Abstract

Accurate computation of the gas adsorption properties of MOFs is usually bottlenecked by the DFT calculations required to generate partial atomic charges. Therefore, large virtual screenings of MOFs often use the QEq method which is rapid, but of limited accuracy. Recently, machine learning (ML) models have been trained to generate charges in much better agreement with DFT-derived charges compared to the QEq models. Previous ML charge models for MOFs have all used training sets with less than 3000 MOFs obtained from the CoRE MOF database, which has recently been shown to have high structural error rates.

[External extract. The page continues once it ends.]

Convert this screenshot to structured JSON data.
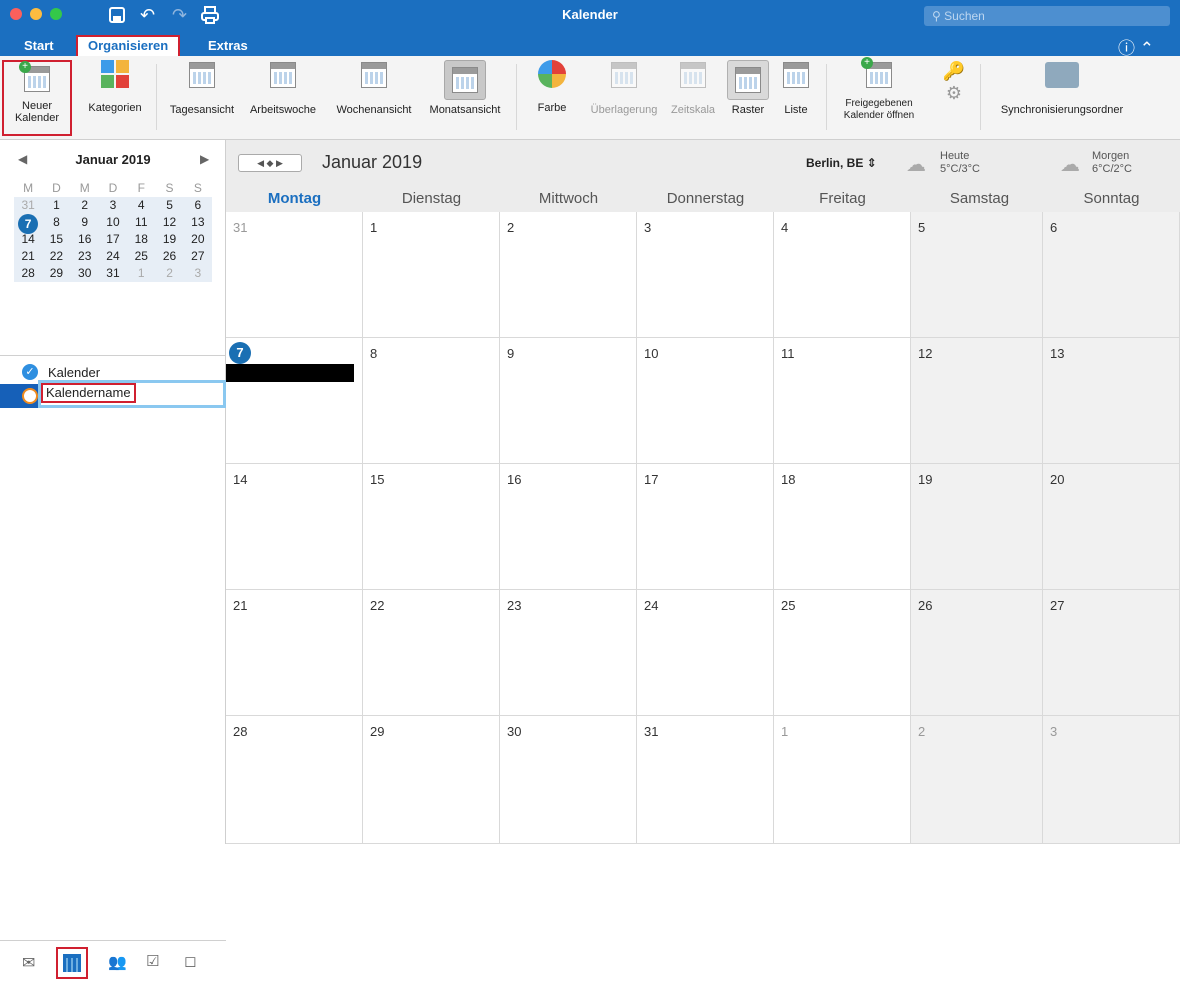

In this work, we developed a graph attention network model for predicting DFT-derived charges in MOFs where the model was developed with the ARC-MOF database that contains 279,632 MOFs and over 40 million charges. This model, which we call MEPO-ML, predicts charges with a mean absolute error of 0.025e on our test set of over 27 K MOFs. Other ML models reported in the literature were also trained using the same dataset and descriptors, and MEPO-ML was shown to give the lowest errors. The gas adsorption properties evaluated using MEPO-ML charges are found to be in significantly better agreement with the reference DFT-derived charges compared to the empirical charges, for both polar and non-polar gases. Using only a single CPU core on our benchmark computer, MEPO-ML charges can be generated in less than two seconds on average (including all computations required to apply the model) for MOFs in the test set of 27 K MOFs.